540-mm, self-propelled mortar, mounted on a tremendous tracked
carriage, weighed 120 tons. It had a range of 14,000 yards. Note its appalling size
in contrast with the man.
Infrared searchlight was an extremely useful weapon. It projected
infrared beam on object which view-finding device with an ingenious filter made
visible at great distance.
The weird and wonderful weapons displayed on these pages represent the lunatic
fringe of Germany's "secret weapon" program of World War II. Some of these devices
turned out to be rather useful weapons. Most of them were fantastic inventions concocted
in a last-minute desperation.
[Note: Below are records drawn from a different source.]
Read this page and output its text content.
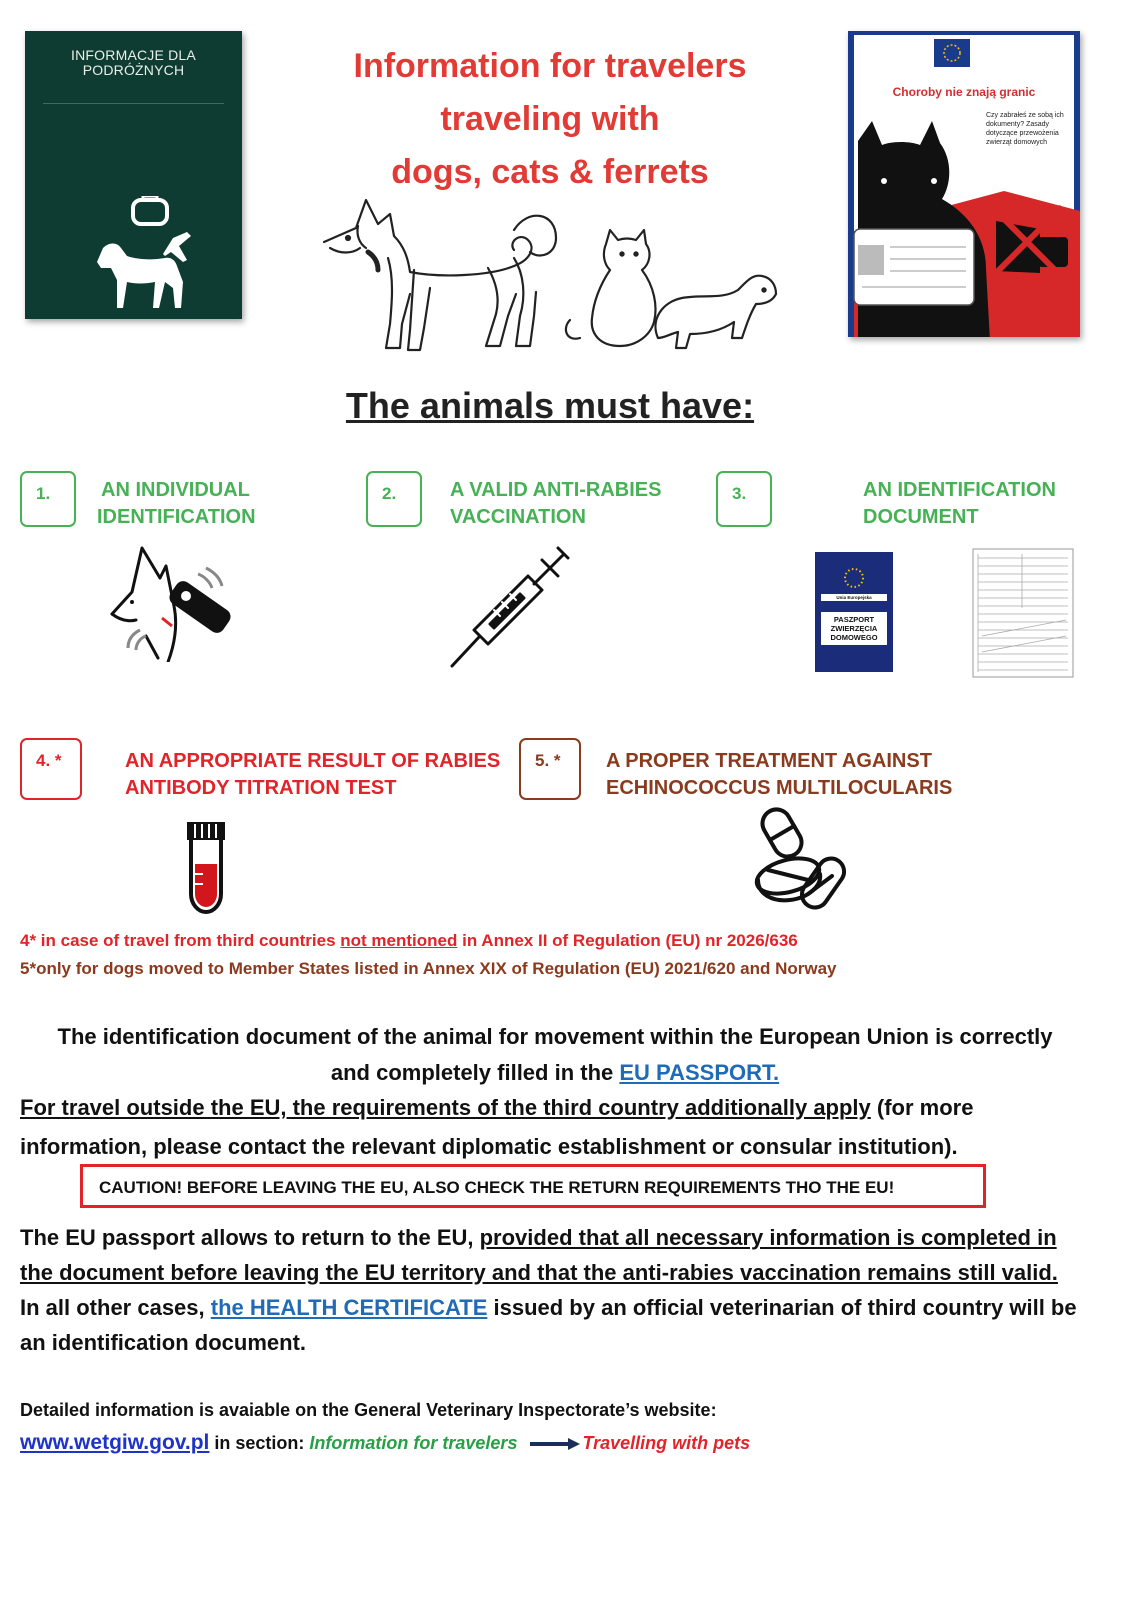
INFORMACJE DLA
PODRÓŻNYCH	Information for travelers
traveling with
dogs, cats & ferrets
Choroby nie znają granic
Czy zabrałeś ze sobą ich dokumenty? Zasady dotyczące przewożenia zwierząt domowych
The animals must have:
1.	AN INDIVIDUAL
IDENTIFICATION
2.	A VALID ANTI-RABIES
VACCINATION
3.	AN IDENTIFICATION
DOCUMENT
Unia Europejska
PASZPORT
ZWIERZĘCIA
DOMOWEGO
4. *	AN APPROPRIATE RESULT OF RABIES
ANTIBODY TITRATION TEST
5. *	A PROPER TREATMENT AGAINST
ECHINOCOCCUS MULTILOCULARIS
4* in case of travel from third countries not mentioned in Annex II of Regulation (EU) nr 2026/636
5*only for dogs moved to Member States listed in Annex XIX of Regulation (EU) 2021/620 and Norway
The identification document of the animal for movement within the European Union is correctly
and completely filled in the EU PASSPORT.
For travel outside the EU, the requirements of the third country additionally apply (for more
information, please contact the relevant diplomatic establishment or consular institution).
CAUTION! BEFORE LEAVING THE EU, ALSO CHECK THE RETURN REQUIREMENTS THO THE EU!
The EU passport allows to return to the EU, provided that all necessary information is completed in
the document before leaving the EU territory and that the anti-rabies vaccination remains still valid.
In all other cases, the HEALTH CERTIFICATE issued by an official veterinarian of third country will be
an identification document.
Detailed information is avaiable on the General Veterinary Inspectorate’s website:
www.wetgiw.gov.pl in section: Information for travelers	Travelling with pets
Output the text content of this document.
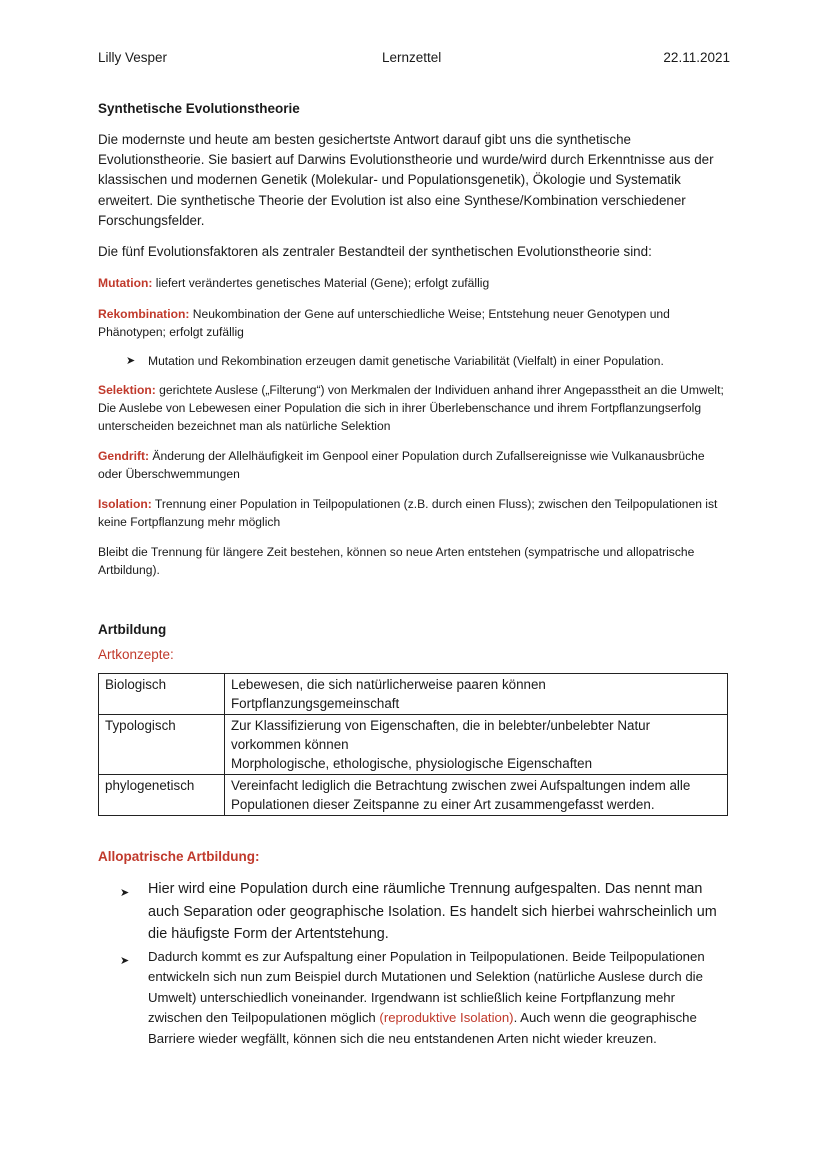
Lilly Vesper	Lernzettel	22.11.2021
Synthetische Evolutionstheorie

Die modernste und heute am besten gesichertste Antwort darauf gibt uns die synthetische Evolutionstheorie. Sie basiert auf Darwins Evolutionstheorie und wurde/wird durch Erkenntnisse aus der klassischen und modernen Genetik (Molekular- und Populationsgenetik), Ökologie und Systematik erweitert. Die synthetische Theorie der Evolution ist also eine Synthese/Kombination verschiedener Forschungsfelder.

Die fünf Evolutionsfaktoren als zentraler Bestandteil der synthetischen Evolutionstheorie sind:

Mutation: liefert verändertes genetisches Material (Gene); erfolgt zufällig

Rekombination: Neukombination der Gene auf unterschiedliche Weise; Entstehung neuer Genotypen und Phänotypen; erfolgt zufällig

➤	Mutation und Rekombination erzeugen damit genetische Variabilität (Vielfalt) in einer Population.

Selektion: gerichtete Auslese („Filterung“) von Merkmalen der Individuen anhand ihrer Angepasstheit an die Umwelt; Die Auslebe von Lebewesen einer Population die sich in ihrer Überlebenschance und ihrem Fortpflanzungserfolg unterscheiden bezeichnet man als natürliche Selektion

Gendrift: Änderung der Allelhäufigkeit im Genpool einer Population durch Zufallsereignisse wie Vulkanausbrüche oder Überschwemmungen

Isolation: Trennung einer Population in Teilpopulationen (z.B. durch einen Fluss); zwischen den Teilpopulationen ist keine Fortpflanzung mehr möglich

Bleibt die Trennung für längere Zeit bestehen, können so neue Arten entstehen (sympatrische und allopatrische Artbildung).

Artbildung

Artkonzepte:

Biologisch	Lebewesen, die sich natürlicherweise paaren können
Fortpflanzungsgemeinschaft

Typologisch	Zur Klassifizierung von Eigenschaften, die in belebter/unbelebter Natur vorkommen können
Morphologische, ethologische, physiologische Eigenschaften

phylogenetisch	Vereinfacht lediglich die Betrachtung zwischen zwei Aufspaltungen indem alle Populationen dieser Zeitspanne zu einer Art zusammengefasst werden.

Allopatrische Artbildung:

➤	Hier wird eine Population durch eine räumliche Trennung aufgespalten. Das nennt man auch Separation oder geographische Isolation. Es handelt sich hierbei wahrscheinlich um die häufigste Form der Artentstehung.
➤	Dadurch kommt es zur Aufspaltung einer Population in Teilpopulationen. Beide Teilpopulationen entwickeln sich nun zum Beispiel durch Mutationen und Selektion (natürliche Auslese durch die Umwelt) unterschiedlich voneinander. Irgendwann ist schließlich keine Fortpflanzung mehr zwischen den Teilpopulationen möglich (reproduktive Isolation). Auch wenn die geographische Barriere wieder wegfällt, können sich die neu entstandenen Arten nicht wieder kreuzen.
But very few of them got into mass production, and
those that did suffered from shoddy workmanship. Ordnance experts of the Enemy Equipment
Intelligence Division of the U. S. Army, who captured these weapons, found that
the famous precision tooling of German manufacturers had long since deteriorated
into hurried sloppiness.
But while the Germans were roughly six months late in producing them in mass,
they did indeed perpetrate some fascinating gadgets of war. They developed a high-speed
submarine that would stay underwater indefinitely, a "spider" torpedo that trailed
a wire through which it could be controlled after it was fired. German wind tunnels
were far ahead of ours. For all the highly touted German technology, however, Allied
war equipment was generally far superior.